Текст книги "Дорогой мой человек"
Автор книги: Юрий Герман
Жанр: Литература 20 века, Классика
сообщить о неприемлемом содержимом
Текущая страница: 20 (всего у книги 43 страниц)
– Удивительно ты мне сейчас Варьку напомнила!
– Варьку? – со слабой и несчастной улыбкой растерянно сказала Алевтина. – Ужели? Да заходите же, пожалуйста, что это мы на крыльце…
На террасе пахло помойным ведром, кошками и холодным, прогорклым дымом. Это было свидетельством нищей жизни, и Аглая Петровна быстро поняла, что бывшая горничная господ Гоголевых не сделала карьеры, оставшись у немцев.
– Теперь вот что, – сказала Аглая, удерживая Алевтину за локоть. – Погодите! Тут никто не слышит?
Алевтина ответила, что здесь никто не слышит, и Аглая Петровна шепотом, но не торопясь объяснила ей, что ежели она боится, то Аглая немедленно же уйдет, а если нет («По моему мнению, вам бояться решительно нечего», – добавила она), то останется до случая, который непременно сыщется. От Алевтины Аглае ничего, разумеется, не нужно, ни во что она ее не запутает, но то, что они «подружки», зарегистрировано гестаповцами, и они нисколько не удивятся, если Аглая немного поживет у Степановой.

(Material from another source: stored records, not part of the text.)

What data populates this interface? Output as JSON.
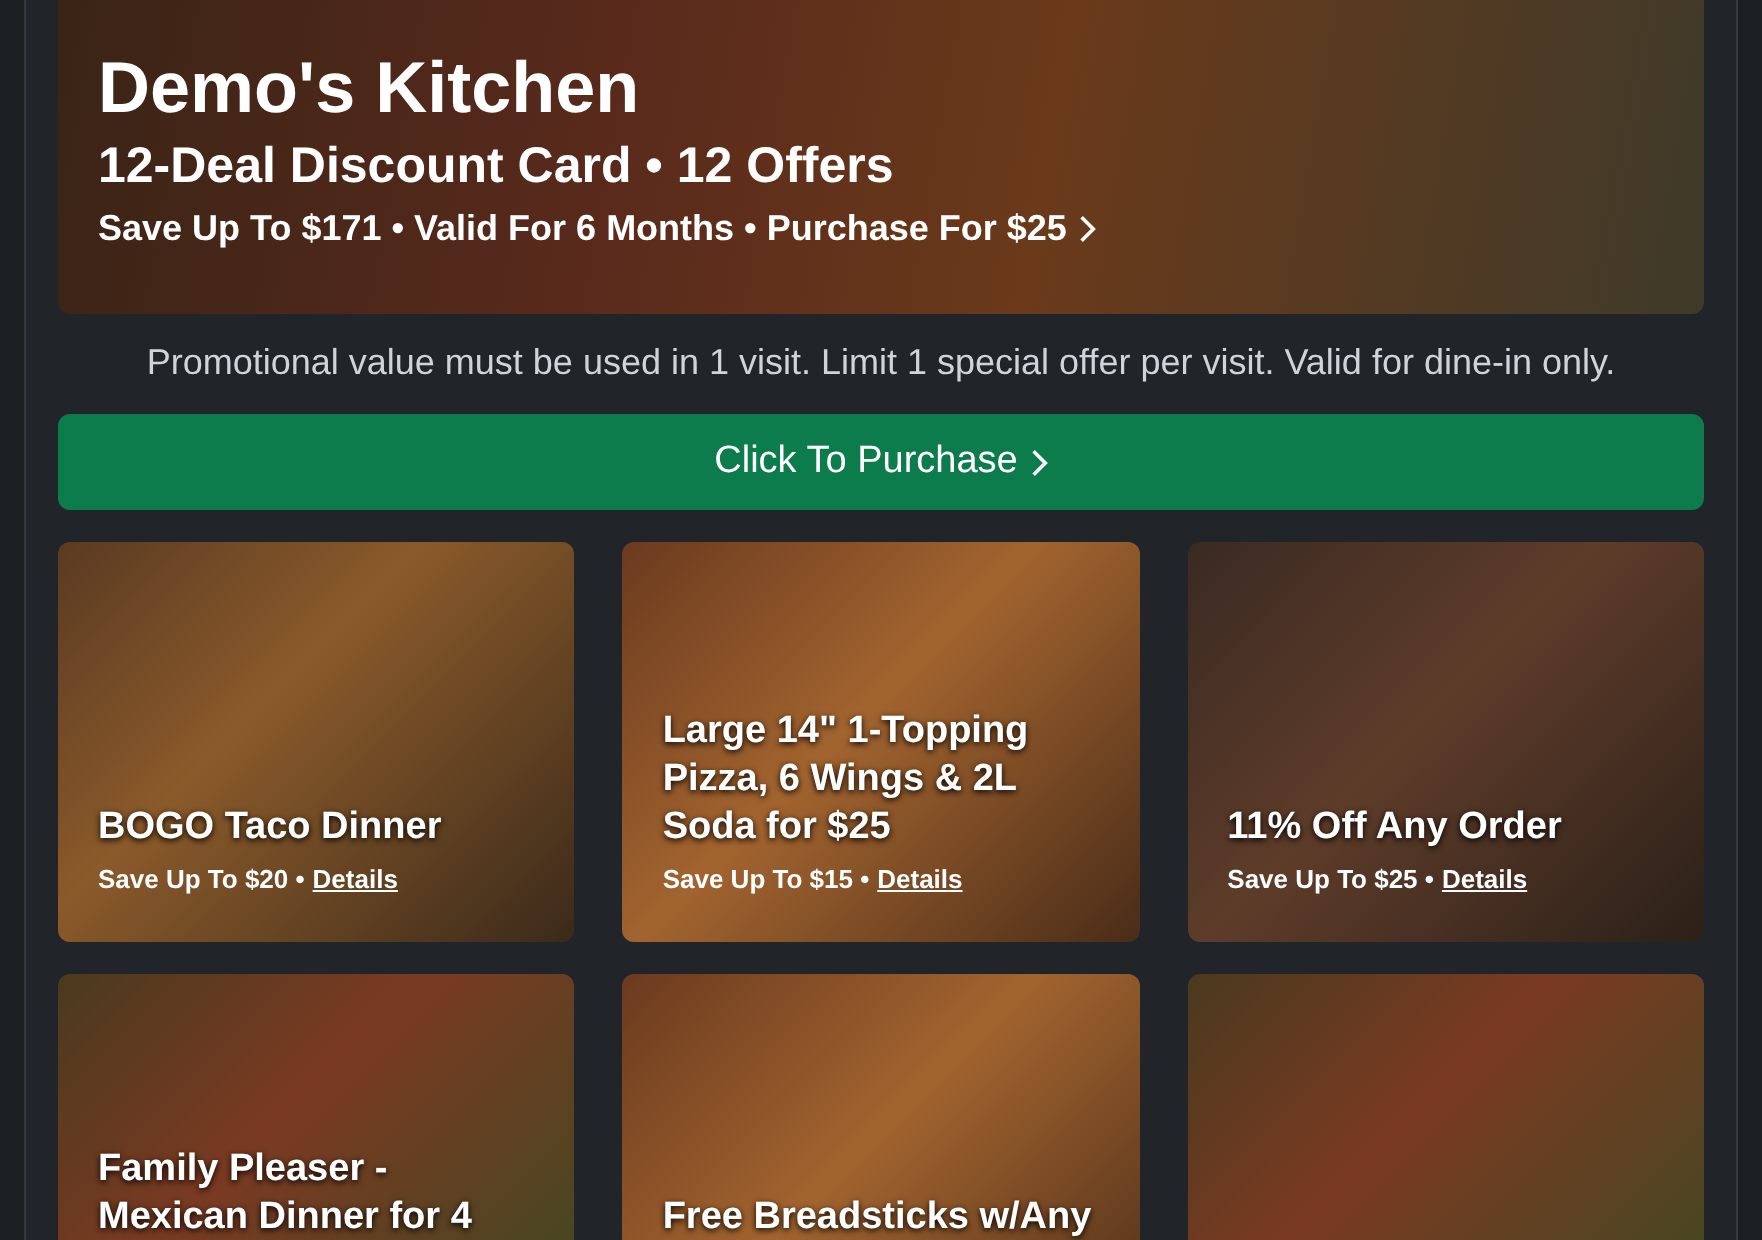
{
  "hero": {
    "title": "Demo's Kitchen",
    "subtitle": "12-Deal Discount Card • 12 Offers",
    "summary": "Save Up To $171 • Valid For 6 Months • Purchase For $25"
  },
  "terms": "Promotional value must be used in 1 visit. Limit 1 special offer per visit. Valid for dine-in only.",
  "purchase_button": "Click To Purchase",
  "offers": [
    {
      "kind": "taco",
      "title": "BOGO Taco Dinner",
      "savings": "Save Up To $20 •",
      "link": "Details"
    },
    {
      "kind": "pizza",
      "title": "Large 14\" 1-Topping Pizza, 6 Wings & 2L Soda for $25",
      "savings": "Save Up To $15 •",
      "link": "Details"
    },
    {
      "kind": "bowl",
      "title": "11% Off Any Order",
      "savings": "Save Up To $25 •",
      "link": "Details"
    },
    {
      "kind": "spread",
      "title": "Family Pleaser - Mexican Dinner for 4"
    },
    {
      "kind": "pizza",
      "title": "Free Breadsticks w/Any"
    },
    {
      "kind": "spread"
    }
  ]
}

– О Господи! – счастливо вглядываясь в Аглаю Петровну Варькиными круглыми глазами, заговорила Алевтина. – Как же это вы можете так думать, что я испугаюсь? Я ведь даже там не испугалась, а у них страшнее было. Но это все потом, а сейчас пойдемте в комнату, вам же покушать надо и хоть чаю выпить, что ли. Невозможно же голодному человеку…

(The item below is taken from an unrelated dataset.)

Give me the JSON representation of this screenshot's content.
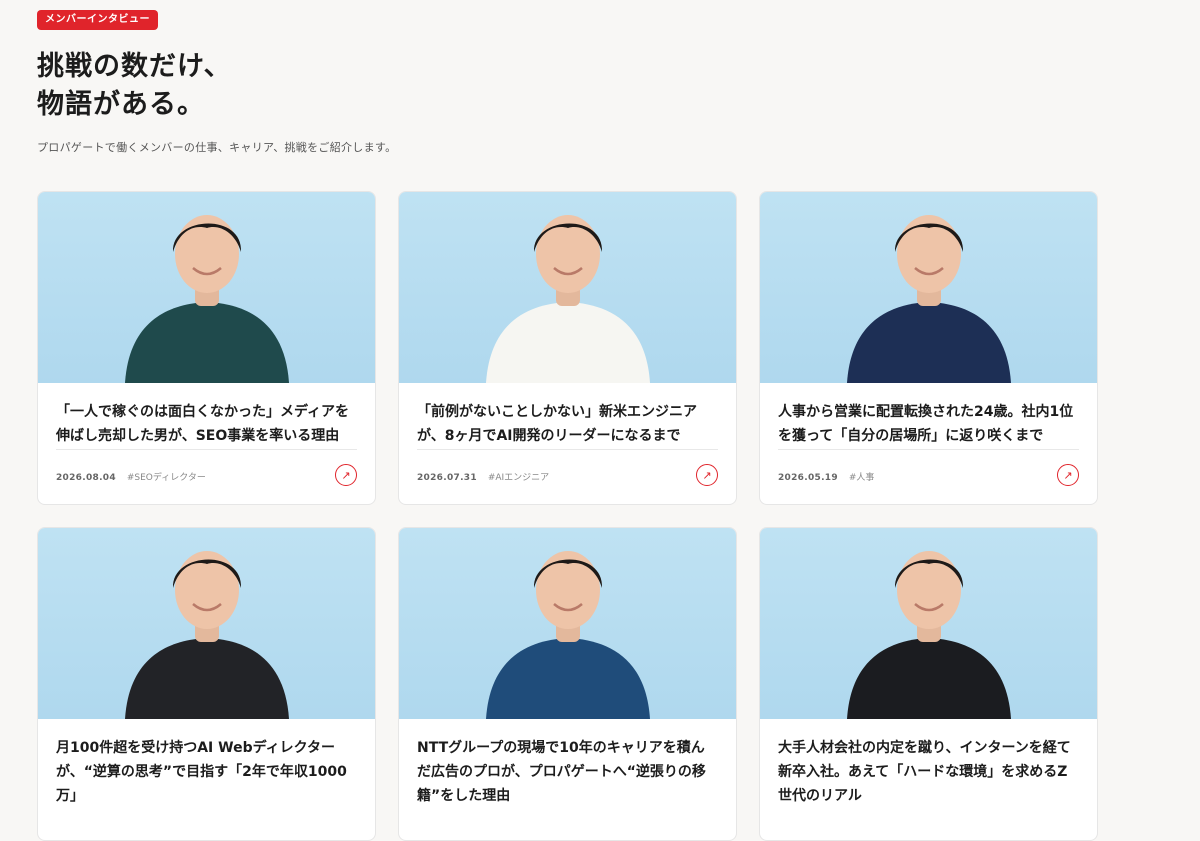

Они миновали темную захламленную прихожую и вошли в косую, об одно окошко, неприбранную комнату, в которой жила Алевтина. В неярком свете наступающих зимних сумерек Аглая Петровна разглядела «портрет кактуса», о котором не раз вспоминал Володя. Таинственное растение на портрете цвело: диковинный очень яркий цветок гордо распускался над кактусом – красавец, рожденный уродцем.
– Худо у меня тут, – неловко прибирая плохо выстиранное и неглаженое белье, сказала Алевтина. – Так устаю, что ни до чего руки не доходят…
Руки, видимо, и вправду ни до чего не доходили: постель была разбросана, на столе, в груде уже почерневшей картофельной шелухи, лежали несколько печеных картофелин, валялись корки, отсыревшая соль была насыпана в консервную жестянку. В блюдечке виднелось совсем немножко подсолнечного масла, и пахло тут плохим табаком и густо немецкой дезинфицирующей жидкостью.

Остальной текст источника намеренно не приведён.